Parents must use wisdom
Christian parents must be very wise today in how they carry out Godly correction. I would encourage you to be vigorous and consistent in the application of these procedures in the privacy of your home. I cannot completely tell you the grief I have shared with so many parents who have telephoned me and asked me in tears to somehow help their daughter. They have asked to get their daughter back from the welfare authorities or other bureaucrats. You see, many parents who have educated their child with the rod of correction in order to make them do right have found out in shocked disbelief that even the authorities of our local and state governments are against the implementation of this Godly method of training a child. Countless parents could give you vivid testimony of how various authorities have come to their door and have taken away their children because the parents were observed correcting their child with the rod of correction as God ordered them to do. You must correct your child in the privacy of your home so that the fruit of your training will be so indelibly fixed on the child’s heart that you will not have to use the rod of correction in a public setting and expose your family to this very real risk in today’s permissive lawless society.

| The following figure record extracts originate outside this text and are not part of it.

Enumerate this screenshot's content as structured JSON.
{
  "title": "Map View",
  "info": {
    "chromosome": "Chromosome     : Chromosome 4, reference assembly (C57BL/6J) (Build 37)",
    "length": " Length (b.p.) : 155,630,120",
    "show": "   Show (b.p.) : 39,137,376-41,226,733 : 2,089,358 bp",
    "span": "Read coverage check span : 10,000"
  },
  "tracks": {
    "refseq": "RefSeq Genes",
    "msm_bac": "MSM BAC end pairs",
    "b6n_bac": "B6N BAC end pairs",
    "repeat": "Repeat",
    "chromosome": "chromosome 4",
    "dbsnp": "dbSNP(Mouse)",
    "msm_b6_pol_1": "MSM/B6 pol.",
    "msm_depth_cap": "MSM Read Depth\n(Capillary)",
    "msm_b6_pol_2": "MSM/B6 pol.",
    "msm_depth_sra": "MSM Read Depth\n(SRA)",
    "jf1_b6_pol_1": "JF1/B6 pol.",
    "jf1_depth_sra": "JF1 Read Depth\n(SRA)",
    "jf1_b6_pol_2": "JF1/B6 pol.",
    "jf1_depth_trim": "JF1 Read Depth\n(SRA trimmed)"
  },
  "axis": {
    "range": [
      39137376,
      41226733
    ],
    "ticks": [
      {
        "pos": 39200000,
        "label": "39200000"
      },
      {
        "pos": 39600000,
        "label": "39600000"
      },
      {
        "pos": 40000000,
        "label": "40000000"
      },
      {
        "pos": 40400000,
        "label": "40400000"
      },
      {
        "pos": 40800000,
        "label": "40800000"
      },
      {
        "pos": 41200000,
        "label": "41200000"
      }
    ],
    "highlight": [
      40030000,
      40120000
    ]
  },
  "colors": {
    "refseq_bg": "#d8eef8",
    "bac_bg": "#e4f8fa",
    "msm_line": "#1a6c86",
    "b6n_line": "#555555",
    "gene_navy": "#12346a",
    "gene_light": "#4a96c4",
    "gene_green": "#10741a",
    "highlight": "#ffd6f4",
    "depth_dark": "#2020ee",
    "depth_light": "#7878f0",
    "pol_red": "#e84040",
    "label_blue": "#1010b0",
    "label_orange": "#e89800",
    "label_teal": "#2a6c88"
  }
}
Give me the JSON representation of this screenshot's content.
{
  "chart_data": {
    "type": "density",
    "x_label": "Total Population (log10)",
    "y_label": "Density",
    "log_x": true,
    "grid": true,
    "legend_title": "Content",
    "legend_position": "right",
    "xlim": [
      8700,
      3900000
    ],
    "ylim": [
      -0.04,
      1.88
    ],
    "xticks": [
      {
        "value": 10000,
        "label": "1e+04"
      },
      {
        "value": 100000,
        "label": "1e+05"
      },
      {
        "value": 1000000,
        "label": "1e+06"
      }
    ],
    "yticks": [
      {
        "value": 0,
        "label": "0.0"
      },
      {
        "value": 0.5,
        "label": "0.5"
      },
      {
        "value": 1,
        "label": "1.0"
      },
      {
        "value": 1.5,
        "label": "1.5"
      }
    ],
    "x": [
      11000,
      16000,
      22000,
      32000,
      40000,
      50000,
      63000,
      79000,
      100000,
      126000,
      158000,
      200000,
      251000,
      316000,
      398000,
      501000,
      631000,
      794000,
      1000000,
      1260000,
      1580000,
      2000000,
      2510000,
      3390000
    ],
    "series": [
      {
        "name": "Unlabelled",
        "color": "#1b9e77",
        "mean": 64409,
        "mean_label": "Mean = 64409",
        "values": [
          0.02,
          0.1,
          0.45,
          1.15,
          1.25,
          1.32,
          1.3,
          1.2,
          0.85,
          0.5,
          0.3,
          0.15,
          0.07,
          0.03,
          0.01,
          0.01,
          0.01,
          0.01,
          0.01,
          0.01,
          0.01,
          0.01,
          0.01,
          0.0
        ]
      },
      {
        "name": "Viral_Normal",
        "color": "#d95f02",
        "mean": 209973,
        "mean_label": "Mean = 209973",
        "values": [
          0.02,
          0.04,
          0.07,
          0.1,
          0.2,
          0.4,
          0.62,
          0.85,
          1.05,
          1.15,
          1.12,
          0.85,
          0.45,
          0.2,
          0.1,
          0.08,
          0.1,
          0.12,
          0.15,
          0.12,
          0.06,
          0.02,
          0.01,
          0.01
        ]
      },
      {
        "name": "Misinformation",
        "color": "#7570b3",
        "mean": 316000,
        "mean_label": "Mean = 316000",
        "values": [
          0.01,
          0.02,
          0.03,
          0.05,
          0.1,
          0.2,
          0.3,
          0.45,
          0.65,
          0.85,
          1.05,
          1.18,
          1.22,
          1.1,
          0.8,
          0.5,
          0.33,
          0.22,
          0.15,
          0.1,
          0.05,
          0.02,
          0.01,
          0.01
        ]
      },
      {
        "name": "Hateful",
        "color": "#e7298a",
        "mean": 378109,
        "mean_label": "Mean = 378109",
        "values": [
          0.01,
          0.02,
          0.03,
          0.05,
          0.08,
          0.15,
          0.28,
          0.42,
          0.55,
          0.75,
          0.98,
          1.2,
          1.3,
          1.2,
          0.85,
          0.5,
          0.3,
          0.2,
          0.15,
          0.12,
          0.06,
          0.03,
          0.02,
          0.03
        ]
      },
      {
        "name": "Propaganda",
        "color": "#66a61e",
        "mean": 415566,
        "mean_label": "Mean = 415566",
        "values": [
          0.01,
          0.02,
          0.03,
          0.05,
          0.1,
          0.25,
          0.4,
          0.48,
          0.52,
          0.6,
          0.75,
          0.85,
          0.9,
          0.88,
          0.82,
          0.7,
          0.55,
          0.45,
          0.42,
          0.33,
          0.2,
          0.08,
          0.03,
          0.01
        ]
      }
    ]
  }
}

Another aspect of this is that if you carry through with Godly correction in the privacy of your home your child will not embarrass you in public. Many are the parents who are embarrassed in a church service or in a public setting by their child’s unruly behavior simply because they have not enforced rules of obedience on that child in the home.
Grandparents should also recognize one possible complication in their lives with regard to this issue of child correction. The Scripture states that the crown of older men are children’s children (Proverbs 17:6). That being the case, a grandparent is tempted not to follow through with the rod of correction being used for his grandchild. However a Godly grandparent will recognize the necessity of doing so as well as the Godly reason for doing so. The minority is right.
We must recognize that those people who disagree with what God commands parents to do in this passage are in a definite majority in our society. Perhaps as you read this material, you yourself disagree with what has been expressed. If you do disagree, you may be comforted to know that you are definitely in the majority of opinion. However, you are also very wrong.
Ten spies and all of Israel disagreed with the minority report given by Joshua and Caleb. But God vindicated Joshua and Caleb and punished the majority who chose to disobey (Numbers 13-14).
Even though you may think these methods of correction that God has ordered parents to carry out are bestial, abusive, and unloving, you are the one who is bestial, abusive, and unloving if you don’t obey God in this matter. Moreover, if you do not obey God your child likely will not be saved unless the Lord supernaturally in His mercy does so despite your disobedience.
Today there is at least one European country that has already outlawed what God has clearly commanded in this area of child training. Sweden has made it illegal for a parent to use the rod of correction on his child. If Sweden does carry through and enforce this ungodly and morally unlawful legislation, I can guarantee that the next generation in that land will likely be a nation of perverts. This will be true because of the selfish, rebellious, self-centered, irresponsible young people such sinful and wicked legislation will promote.
No matter what men or governments do or do not do with regard to this issue of child correction, God’s people by God’s grace must follow through and do it simply because God commands it and they must obey to please Him.